Hell hath no fury like an oligarch scorned. Boris Berezovsky (aka Borya) is hopping mad and he isn’t going to take it any more. Mind you, he was never anybody’s idea of a doormat. And you can kind of see his point. Here is a man who has been at the centre of political and economic power in the former Soviet Union. A man who performed sterling service for Russia’s emerging political class – underwriting the 1996 re-election of Boris Yeltsin when he was extremely unpopular. He then helped convince the tipsy Yeltsin to resign in 2001 and helped create a national political figure out of an obscure securicrat of KGB-vintage named Vladimir Putin. With the support of most of Russia’s new oligarchs and a campaign against all opponents spearheaded by the Berezovsky-controlled ORT TV network, Putin carried Russia by storm – if you ignore the rumours of vote-rigging, that is.
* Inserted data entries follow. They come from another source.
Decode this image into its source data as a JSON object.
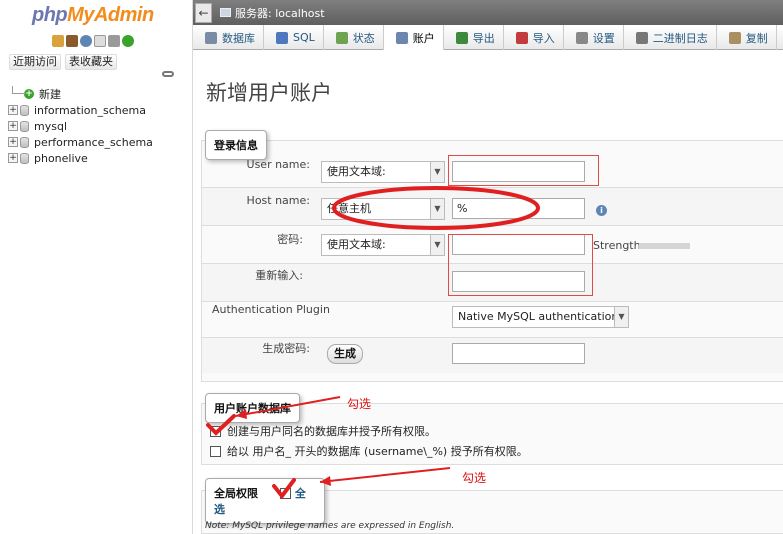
{
  "nav": {
    "logo_php": "php",
    "logo_myadmin": "MyAdmin",
    "tabs": [
      "近期访问",
      "表收藏夹"
    ],
    "tree": [
      {
        "label": "新建",
        "type": "new"
      },
      {
        "label": "information_schema",
        "type": "db"
      },
      {
        "label": "mysql",
        "type": "db"
      },
      {
        "label": "performance_schema",
        "type": "db"
      },
      {
        "label": "phonelive",
        "type": "db"
      }
    ]
  },
  "serverbar": {
    "label": "服务器: localhost"
  },
  "menu": {
    "tabs": [
      {
        "label": "数据库",
        "icon": "database-icon",
        "color": "#7a8ba6"
      },
      {
        "label": "SQL",
        "icon": "sql-icon",
        "color": "#4d78c0"
      },
      {
        "label": "状态",
        "icon": "status-icon",
        "color": "#6fa352"
      },
      {
        "label": "账户",
        "icon": "accounts-icon",
        "color": "#6d86b0",
        "active": true
      },
      {
        "label": "导出",
        "icon": "export-icon",
        "color": "#3d8a3d"
      },
      {
        "label": "导入",
        "icon": "import-icon",
        "color": "#c23c3c"
      },
      {
        "label": "设置",
        "icon": "wrench-icon",
        "color": "#888888"
      },
      {
        "label": "二进制日志",
        "icon": "binlog-icon",
        "color": "#777777"
      },
      {
        "label": "复制",
        "icon": "replication-icon",
        "color": "#aa9060"
      }
    ]
  },
  "main": {
    "title": "新增用户账户",
    "login": {
      "legend": "登录信息",
      "username_label": "User name:",
      "username_select": "使用文本域:",
      "username_value": "",
      "host_label": "Host name:",
      "host_select": "任意主机",
      "host_value": "%",
      "password_label": "密码:",
      "password_select": "使用文本域:",
      "strength_label": "Strength:",
      "retype_label": "重新输入:",
      "auth_label": "Authentication Plugin",
      "auth_select": "Native MySQL authentication",
      "generate_label": "生成密码:",
      "generate_button": "生成"
    },
    "database": {
      "legend": "用户账户数据库",
      "opt1": "创建与用户同名的数据库并授予所有权限。",
      "opt2": "给以 用户名_ 开头的数据库 (username\\_%) 授予所有权限。"
    },
    "global": {
      "legend": "全局权限",
      "select_all": "全选",
      "note": "Note: MySQL privilege names are expressed in English."
    }
  },
  "annotations": {
    "check_text_1": "勾选",
    "check_text_2": "勾选",
    "color": "#e02020"
  }
}
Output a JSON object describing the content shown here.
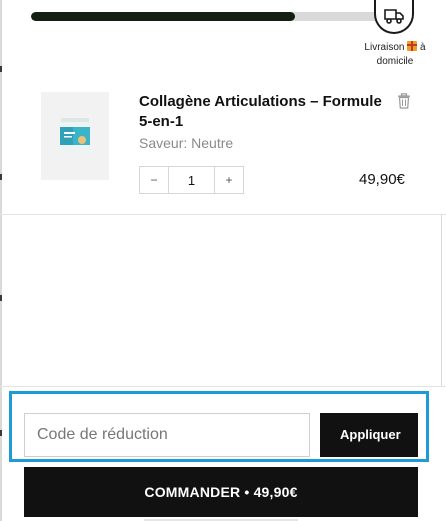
{
  "shipping": {
    "progress": 0.76,
    "label_before": "Livraison",
    "label_after": "à domicile"
  },
  "cart_item": {
    "title": "Collagène Articulations – Formule 5-en-1",
    "variant": "Saveur: Neutre",
    "quantity": "1",
    "decrease_label": "−",
    "increase_label": "+",
    "price": "49,90€"
  },
  "discount": {
    "placeholder": "Code de réduction",
    "apply_label": "Appliquer"
  },
  "checkout": {
    "label": "COMMANDER • 49,90€"
  },
  "colors": {
    "progress_fill": "#132013",
    "accent_frame": "#1e9bd7",
    "button_bg": "#111111"
  }
}
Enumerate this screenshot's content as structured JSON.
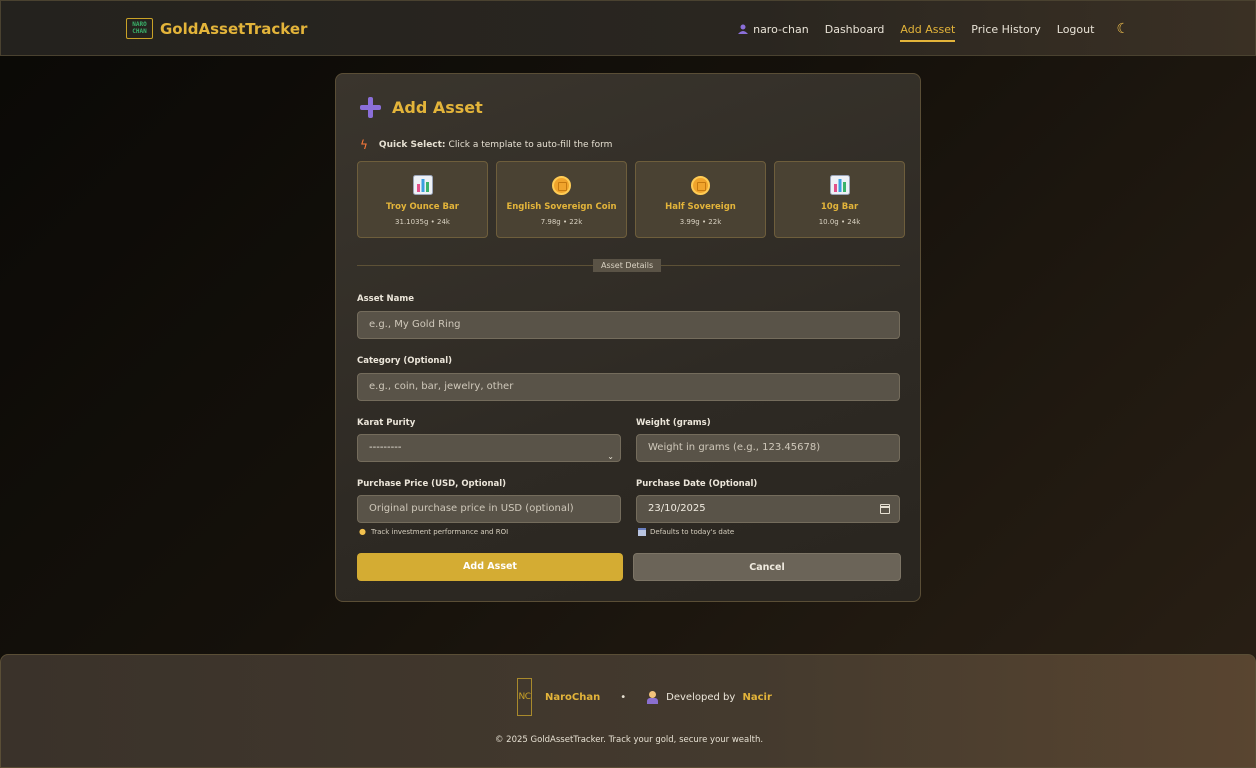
{
  "navbar": {
    "logo_text": "NARO CHAN",
    "brand": "GoldAssetTracker",
    "user": "naro-chan",
    "links": [
      "Dashboard",
      "Add Asset",
      "Price History",
      "Logout"
    ],
    "active_link": "Add Asset",
    "theme_icon": "moon-icon"
  },
  "card": {
    "title": "Add Asset",
    "quick_select_label": "Quick Select:",
    "quick_select_text": "Click a template to auto-fill the form",
    "templates": [
      {
        "name": "Troy Ounce Bar",
        "meta": "31.1035g • 24k",
        "icon": "bar-chart-icon"
      },
      {
        "name": "English Sovereign Coin",
        "meta": "7.98g • 22k",
        "icon": "coin-icon"
      },
      {
        "name": "Half Sovereign",
        "meta": "3.99g • 22k",
        "icon": "coin-icon"
      },
      {
        "name": "10g Bar",
        "meta": "10.0g • 24k",
        "icon": "bar-chart-icon"
      }
    ],
    "divider_label": "Asset Details",
    "fields": {
      "asset_name": {
        "label": "Asset Name",
        "placeholder": "e.g., My Gold Ring"
      },
      "category": {
        "label": "Category (Optional)",
        "placeholder": "e.g., coin, bar, jewelry, other"
      },
      "karat": {
        "label": "Karat Purity",
        "value": "---------"
      },
      "weight": {
        "label": "Weight (grams)",
        "placeholder": "Weight in grams (e.g., 123.45678)"
      },
      "purchase_price": {
        "label": "Purchase Price (USD, Optional)",
        "placeholder": "Original purchase price in USD (optional)",
        "hint": "Track investment performance and ROI"
      },
      "purchase_date": {
        "label": "Purchase Date (Optional)",
        "value": "23/10/2025",
        "hint": "Defaults to today's date"
      }
    },
    "buttons": {
      "submit": "Add Asset",
      "cancel": "Cancel"
    }
  },
  "footer": {
    "logo_text": "NC",
    "brand": "NaroChan",
    "separator": "•",
    "developed_by": "Developed by",
    "developer": "Nacir",
    "copyright": "© 2025 GoldAssetTracker. Track your gold, secure your wealth."
  },
  "colors": {
    "gold": "#e3b43a",
    "primary_button": "#d4ac33",
    "accent_purple": "#8b6fd9"
  }
}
Now the same Putin has turned on him and is seeking his extradition from London on charges relating to fraud and tax evasion. Of all the ingrates! The allegations are that Berezovsky cheated the Samara region while he was head of the Logovaz car empire in the early 1990s. There is a parallel investigation into dealings that stripped Aeroflot of $40 million when Berezovsky was a big player there. It’s got Russia’s richest man pretty steamed. Berezovsky left the courtroom after the Russian extradition hearings wearing a rubber mask of Vladimir Putin. Using something called The Foundation for Civil Liberties in New York, he has launched a $410,000 PR campaign, including expensive ads in the New York Times and the Financial Times (both on 23 September 2003), to criticize the Putin regime’s civil-rights record. He is supporting a range of civil-society organizations and has recruited a number of former dissidents to the cause. He has even underwritten a film charging the Russian security apparatus with involvement in apartment-building explosions in Moscow that were blamed on Chechen terrorists. The explosions killed dozens of ordinary Russians and were among the factors that provoked the second war in Chechnya.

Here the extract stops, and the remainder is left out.